Tunnelling on London’s ‘Super Sewer’ is officially complete. Once operational in 2025 the £4.5 billion pound project will dramatically reduce pollution of the River Thames. Pat Poland recalls London’s first such undertaking, built by an Irish-trained engineer, married to a Kilkenny lady, whose design was credited with saving countless lives.


Between 1800 and 1850 the population of London more than doubled to over three million – making it by far the largest city in the world – and the lack of planning and infrastructure to support the burgeoning population meant that the effluent from filthy streams, ditches, leaching cess-pits and antiquated drainage pipes, all ended up, untreated in any way, in the river Thames where the detritus simply ebbed and flowed up and down with the tide.

It looked, according to the scientist Michael Faraday, like ‘an opaque pale brown fluid’. Benjamin Disraeli described the Thames as a ‘Stygian pool reeking with ineffable and unbearable horror’. In Westminster, his fellow-MPs clutched their hankies to their noses and carried on their business behind curtains soaked in chloride of lime to try to counter the overpowering stench.
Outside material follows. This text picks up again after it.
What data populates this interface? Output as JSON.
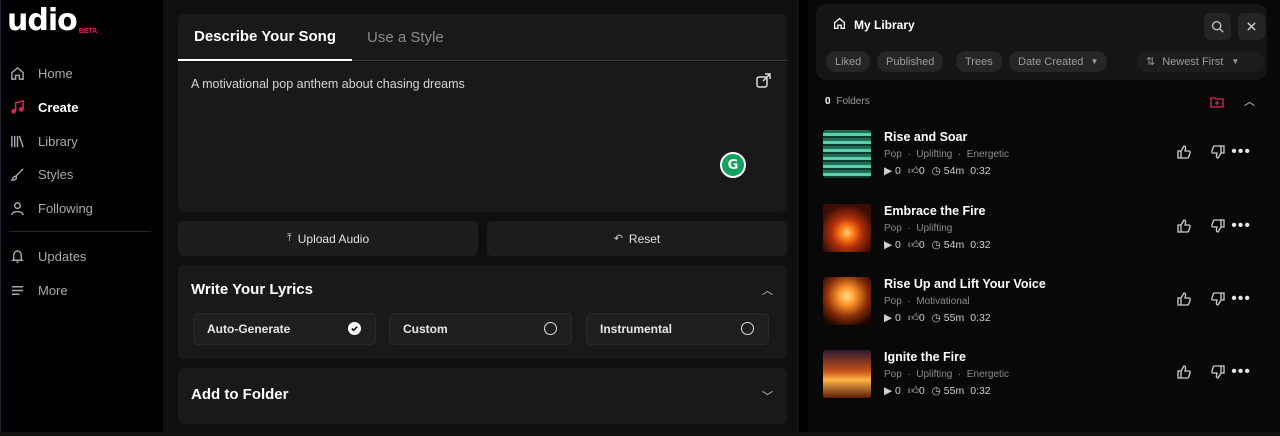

The fumes alone given off by this deadly cocktail, thought the Victorians, could strike a person dead. For as long as anyone could remember, it was assumed – even by the medical profession – that the odour emanating from the Thames – the ‘miasma’, as they called it – was responsible for the catastrophic cholera epidemics that had plagued the city from time to time.
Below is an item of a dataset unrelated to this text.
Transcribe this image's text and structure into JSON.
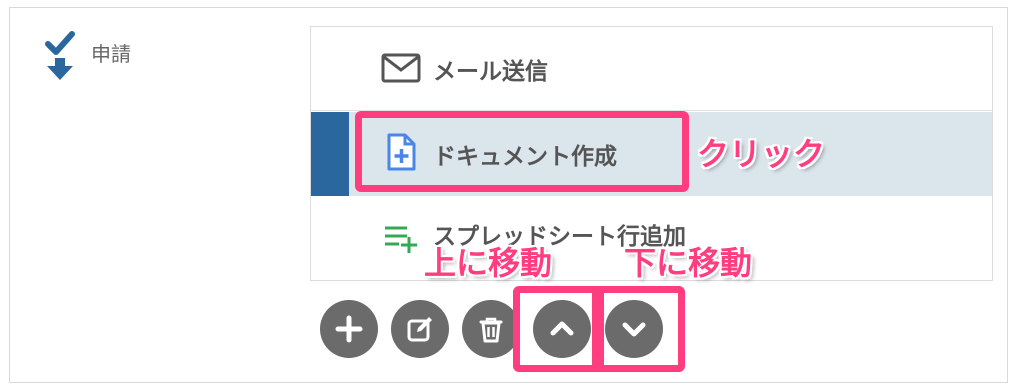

An outbreak in 1832 killed over 6,000, followed by 14,000 in 1849. In 1854 a further 10,000 succumbed to the disease. That same year, London physician Dr John Snow was among the first to suspect that the cause was not the airborne so-called ‘noxious vapours’ but drinking contaminated water from the public pumps and wells with which the city was supplied.
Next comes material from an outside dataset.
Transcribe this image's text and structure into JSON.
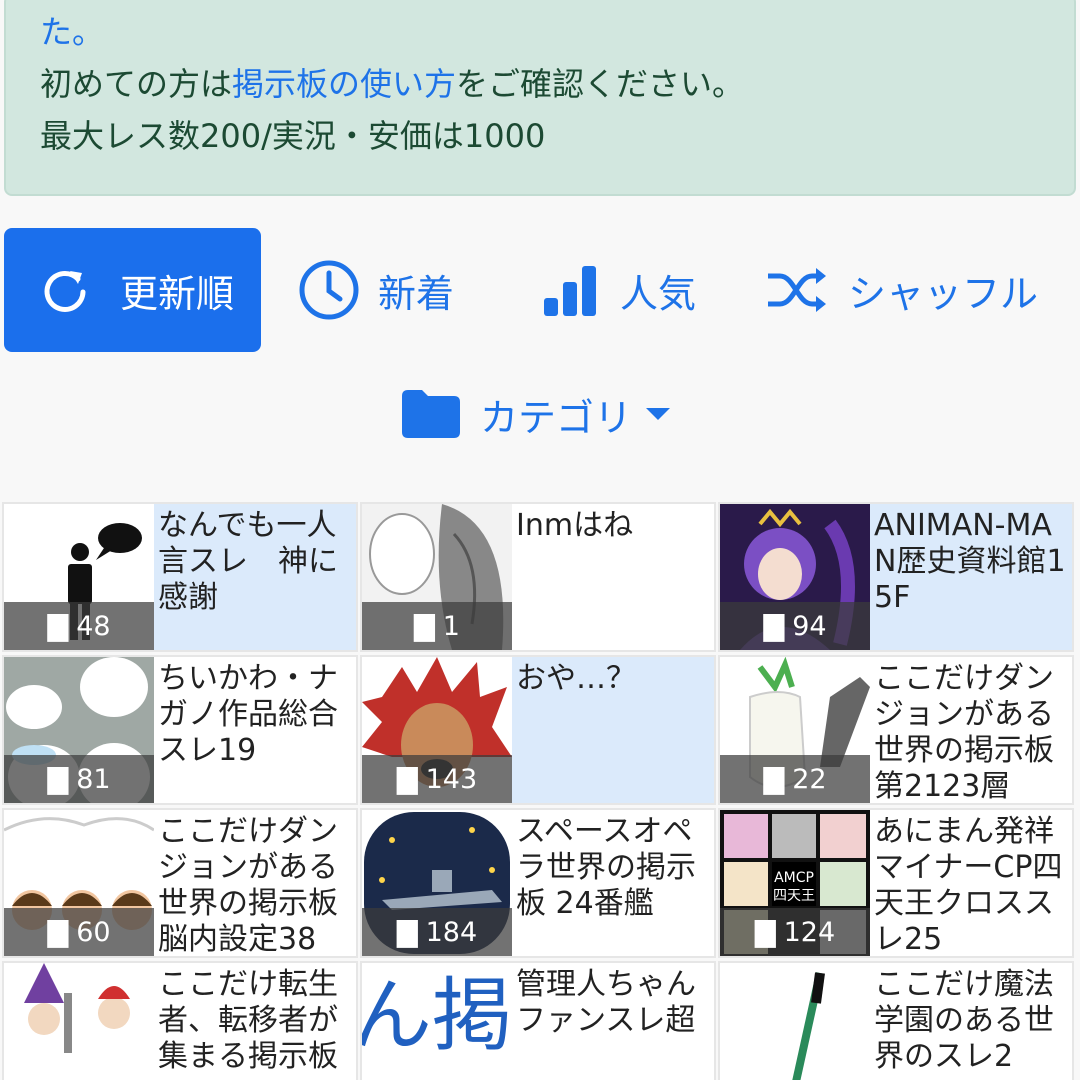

Now, in the heatwave of 1858, the stagnant, fetid waters of the Thames reeked to high heaven leading to what Londoners called ‘The Great Stink’. The powers-that-be had had enough. Disraeli introduced legislation for ‘the purification of the Thames and the main drainage of the Metropolis’.

The recently-established Metropolitan Board of Works was empowered to raise £3 million (short of €500 million today) and given the go-ahead to commence work without delay.

And the man entrusted with the mammoth task was Irish-trained, thirty-nine-year old Joseph Bazalgette, Chief Engineer with the Board of Works.